Revenue Intelligence Loop
A management rhythm that routes the right people toward the right opportunity, captures outcomes, and improves future opportunity scoring.
The relationship-value model
The five graph layers
- Client graph: maps meaningful client relationships and reveals which clients are valuable, underpenetrated, concentrated, or dependent on a single relationship.
- Service graph: connects existing services to the clients receiving them and reveals service penetration, underused capabilities, and expansion candidates.
- Employee delivery graph: shows who actually delivers the work, which employees hold expertise, and where delivery credibility already exists.
- Relationship ownership graph: separates client trust from technical expertise so leadership can see where introductions are required.
- Opportunity value graph: compares current services against relevant adjacent services and surfaces potential-value links grounded in client need and proof.
The interactive revenue map
Interactive artifact
Relationship-Value Explorer
Explore how client relationships, delivered services, employee expertise, and white-space opportunities connect into an actionable revenue intelligence graph.

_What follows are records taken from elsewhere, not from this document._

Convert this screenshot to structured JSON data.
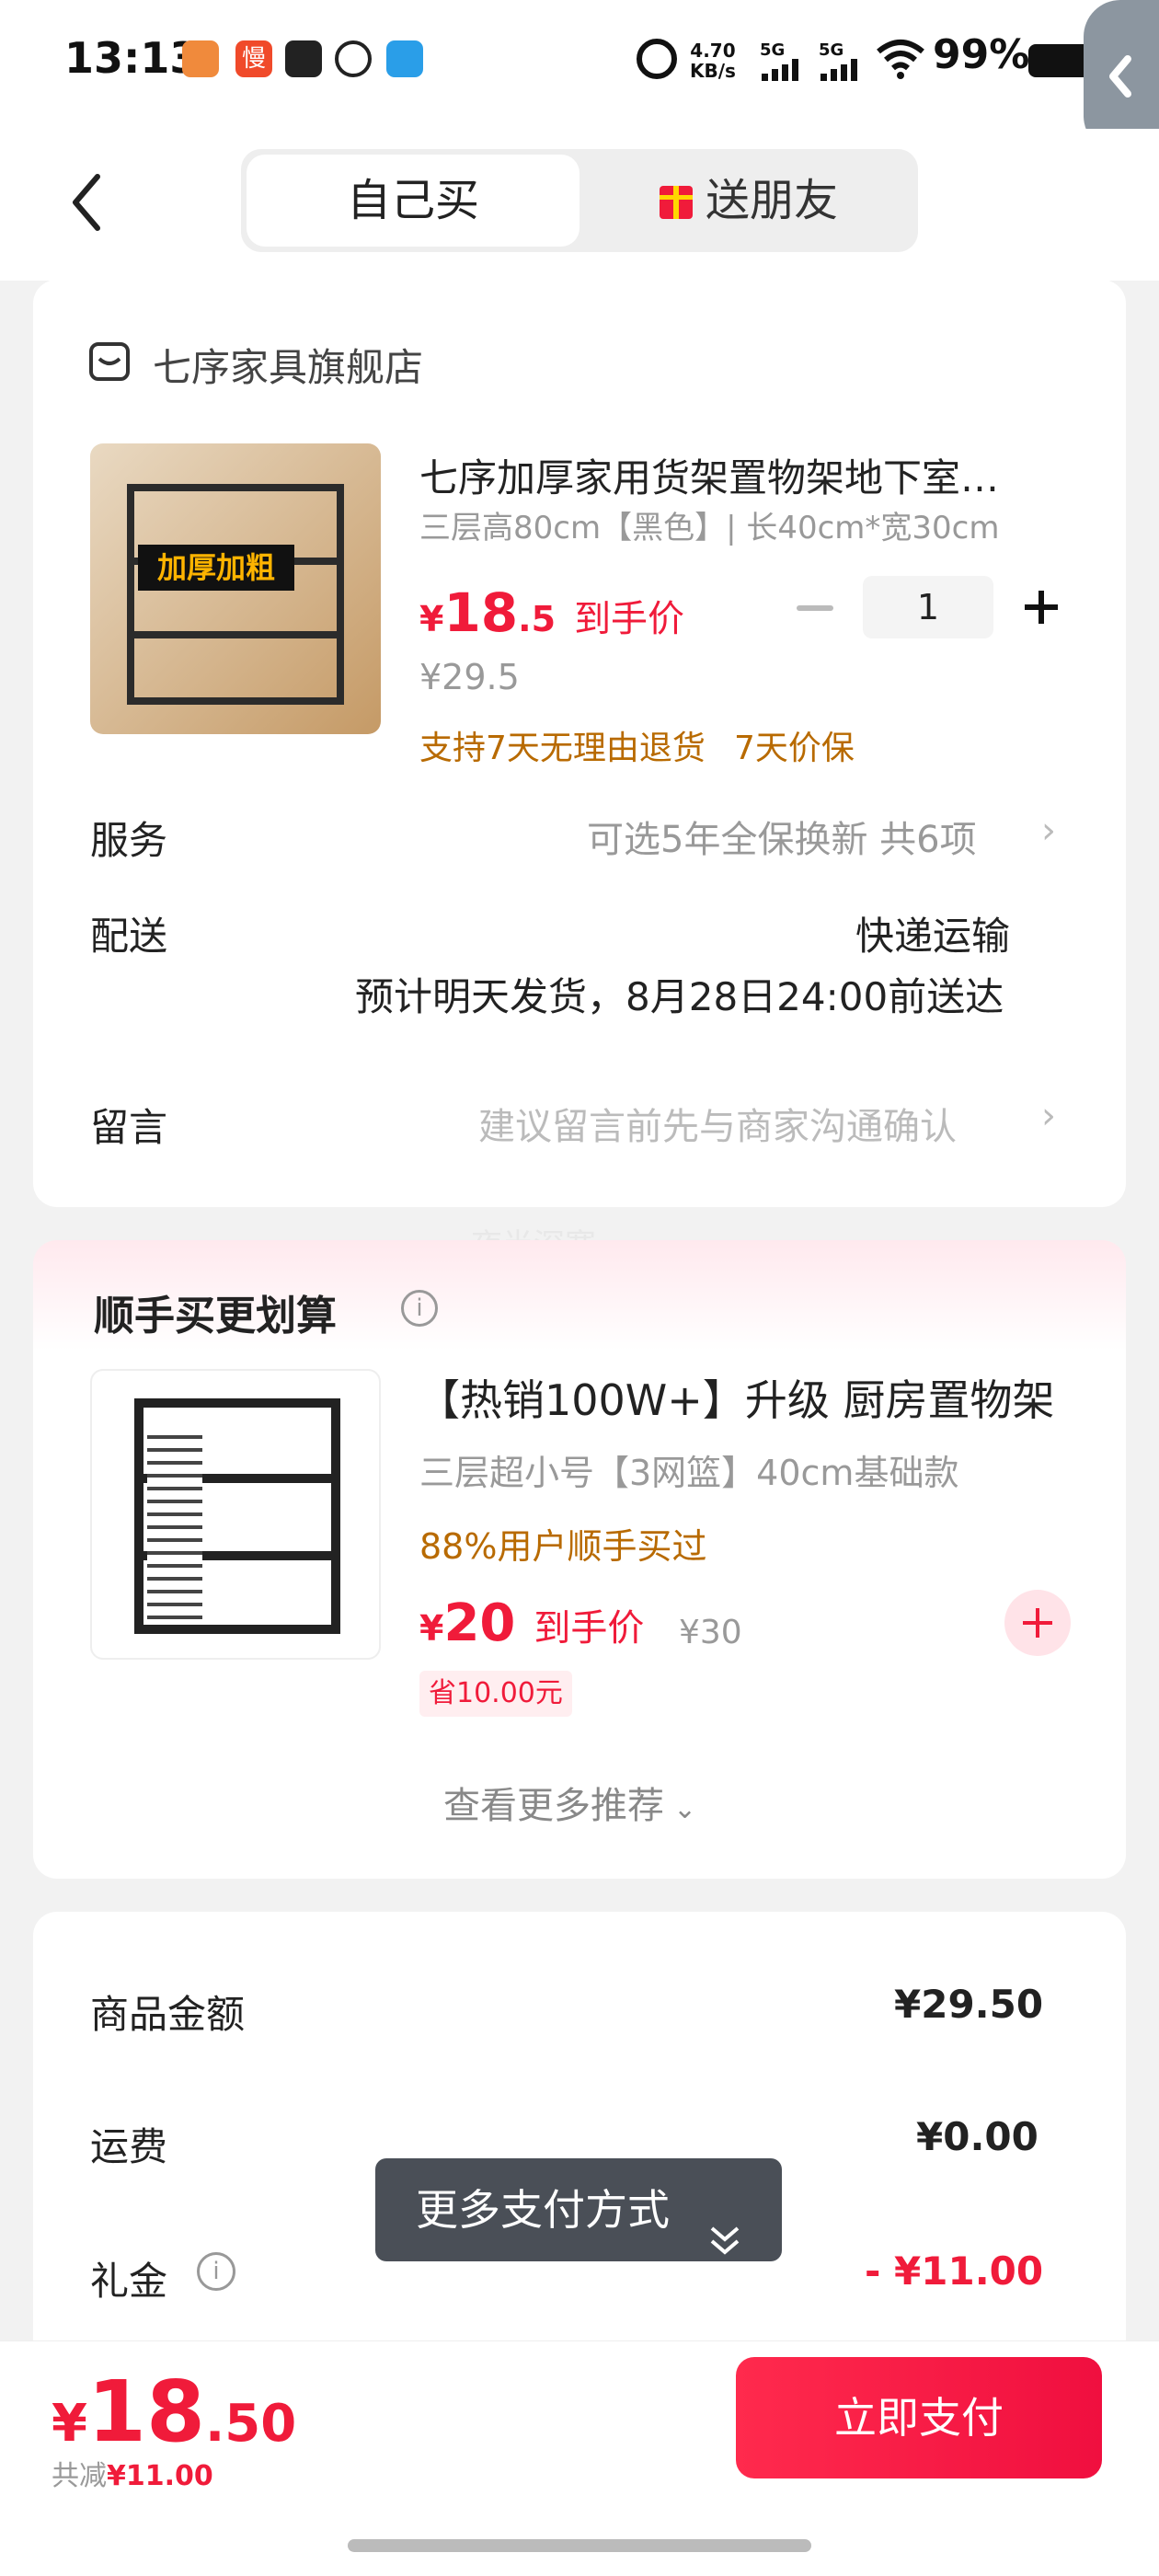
{
  "status_bar": {
    "time": "13:13",
    "net_speed": "4.70",
    "net_unit": "KB/s",
    "sim1": "5G",
    "sim2": "5G",
    "battery": "99%"
  },
  "header": {
    "tab_self": "自己买",
    "tab_gift": "送朋友"
  },
  "order": {
    "shop_name": "七序家具旗舰店",
    "product_title": "七序加厚家用货架置物架地下室…",
    "product_spec": "三层高80cm【黑色】| 长40cm*宽30cm",
    "image_text": "加厚加粗",
    "price_symbol": "¥",
    "price_int": "18",
    "price_dec": ".5",
    "price_label": "到手价",
    "original_price": "¥29.5",
    "quantity": "1",
    "guarantee_1": "支持7天无理由退货",
    "guarantee_2": "7天价保",
    "service_label": "服务",
    "service_value": "可选5年全保换新 共6项",
    "delivery_label": "配送",
    "delivery_method": "快递运输",
    "delivery_eta": "预计明天发货，8月28日24:00前送达",
    "note_label": "留言",
    "note_placeholder": "建议留言前先与商家沟通确认",
    "watermark": "夜半深寒"
  },
  "addon": {
    "section_title": "顺手买更划算",
    "product_title": "【热销100W+】升级 厨房置物架",
    "product_spec": "三层超小号【3网篮】40cm基础款",
    "social_proof": "88%用户顺手买过",
    "price_symbol": "¥",
    "price": "20",
    "price_label": "到手价",
    "original_price": "¥30",
    "save_badge": "省10.00元",
    "more_link": "查看更多推荐"
  },
  "summary": {
    "goods_label": "商品金额",
    "goods_value": "¥29.50",
    "shipping_label": "运费",
    "shipping_value": "¥0.00",
    "gift_label": "礼金",
    "gift_value": "- ¥11.00"
  },
  "toast": {
    "label": "更多支付方式"
  },
  "bottom": {
    "price_symbol": "¥",
    "total_int": "18",
    "total_dec": ".50",
    "discount_label": "共减",
    "discount_value": "¥11.00",
    "pay_button": "立即支付"
  },
  "colors": {
    "accent_red": "#f01b3a",
    "guarantee_orange": "#b86a00",
    "toast_bg": "#4a4f57"
  }
}
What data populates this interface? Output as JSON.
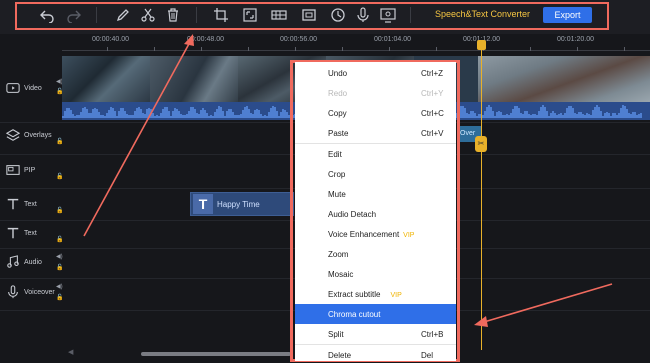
{
  "toolbar": {
    "icons": [
      "undo-icon",
      "redo-icon",
      "pencil-icon",
      "scissors-icon",
      "trash-icon",
      "crop-icon",
      "expand-icon",
      "mosaic-icon",
      "freeze-frame-icon",
      "clock-icon",
      "microphone-icon",
      "screen-record-icon"
    ],
    "speech_label": "Speech&Text Converter",
    "export_label": "Export"
  },
  "ruler": {
    "labels": [
      "00:00:40.00",
      "00:00:48.00",
      "00:00:56.00",
      "00:01:04.00",
      "00:01:12.00",
      "00:01:20.00"
    ]
  },
  "tracks": {
    "video": "Video",
    "overlays": "Overlays",
    "pip": "PIP",
    "text1": "Text",
    "text2": "Text",
    "audio": "Audio",
    "voiceover": "Voiceover"
  },
  "clips": {
    "text_clip": "Happy Time",
    "overlay_clip": "Over"
  },
  "context_menu": {
    "undo": {
      "label": "Undo",
      "shortcut": "Ctrl+Z"
    },
    "redo": {
      "label": "Redo",
      "shortcut": "Ctrl+Y"
    },
    "copy": {
      "label": "Copy",
      "shortcut": "Ctrl+C"
    },
    "paste": {
      "label": "Paste",
      "shortcut": "Ctrl+V"
    },
    "edit": {
      "label": "Edit"
    },
    "crop": {
      "label": "Crop"
    },
    "mute": {
      "label": "Mute"
    },
    "audio_detach": {
      "label": "Audio Detach"
    },
    "voice_enhancement": {
      "label": "Voice Enhancement",
      "badge": "VIP"
    },
    "zoom": {
      "label": "Zoom"
    },
    "mosaic": {
      "label": "Mosaic"
    },
    "extract_subtitle": {
      "label": "Extract subtitle",
      "badge": "VIP"
    },
    "chroma_cutout": {
      "label": "Chroma cutout"
    },
    "split": {
      "label": "Split",
      "shortcut": "Ctrl+B"
    },
    "delete": {
      "label": "Delete",
      "shortcut": "Del"
    }
  },
  "colors": {
    "accent": "#2f6fe8",
    "annotation": "#f06a5e",
    "playhead": "#e8b12a",
    "vip": "#f0b400"
  }
}
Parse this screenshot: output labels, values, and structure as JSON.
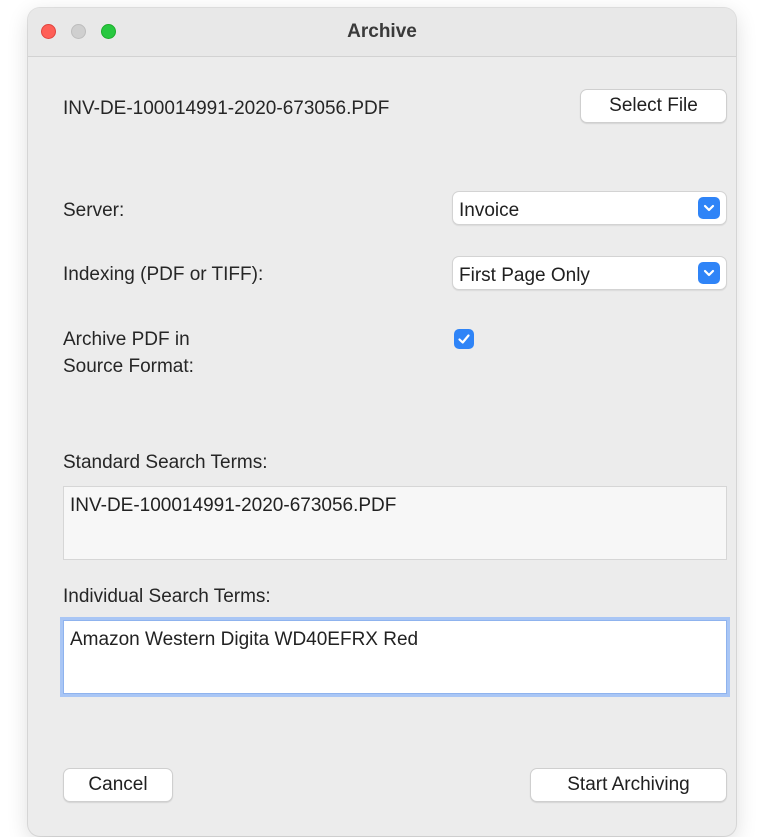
{
  "window": {
    "title": "Archive"
  },
  "file": {
    "name": "INV-DE-100014991-2020-673056.PDF",
    "select_label": "Select File"
  },
  "server": {
    "label": "Server:",
    "value": "Invoice"
  },
  "indexing": {
    "label": "Indexing (PDF or TIFF):",
    "value": "First Page Only"
  },
  "archive_pdf": {
    "label_line1": "Archive PDF in",
    "label_line2": "Source Format:",
    "checked": true
  },
  "standard_terms": {
    "label": "Standard Search Terms:",
    "value": "INV-DE-100014991-2020-673056.PDF"
  },
  "individual_terms": {
    "label": "Individual Search Terms:",
    "value": "Amazon Western Digita WD40EFRX Red"
  },
  "buttons": {
    "cancel": "Cancel",
    "start": "Start Archiving"
  },
  "colors": {
    "accent": "#2f84f7",
    "close": "#fe5f57",
    "maximize": "#28c840",
    "focus_ring": "#a9c6f5"
  }
}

The operating system behind the map
Minimum viable data model
- Client: name, industry, region, revenue, strategic tier, relationship strength, current services, and potential services.
- Service: name, category, value proposition, value type, delivery owner, proof points, and relevant client profiles.
- Employee: name, role, office, expertise, client relationships, services delivered, relationship strength, and availability.
- Relationship: client, relationship owner, supporting employees, history, strength, and influence level.
- Engagement: client, service, project, value delivered, revenue, margin, dates, and delivery team.
- Opportunity: client, potential service, estimated value, rationale, recommended connector, next action, and status.
- Signal: client response, employee feedback, proposal outcome, value realized, and relationship change.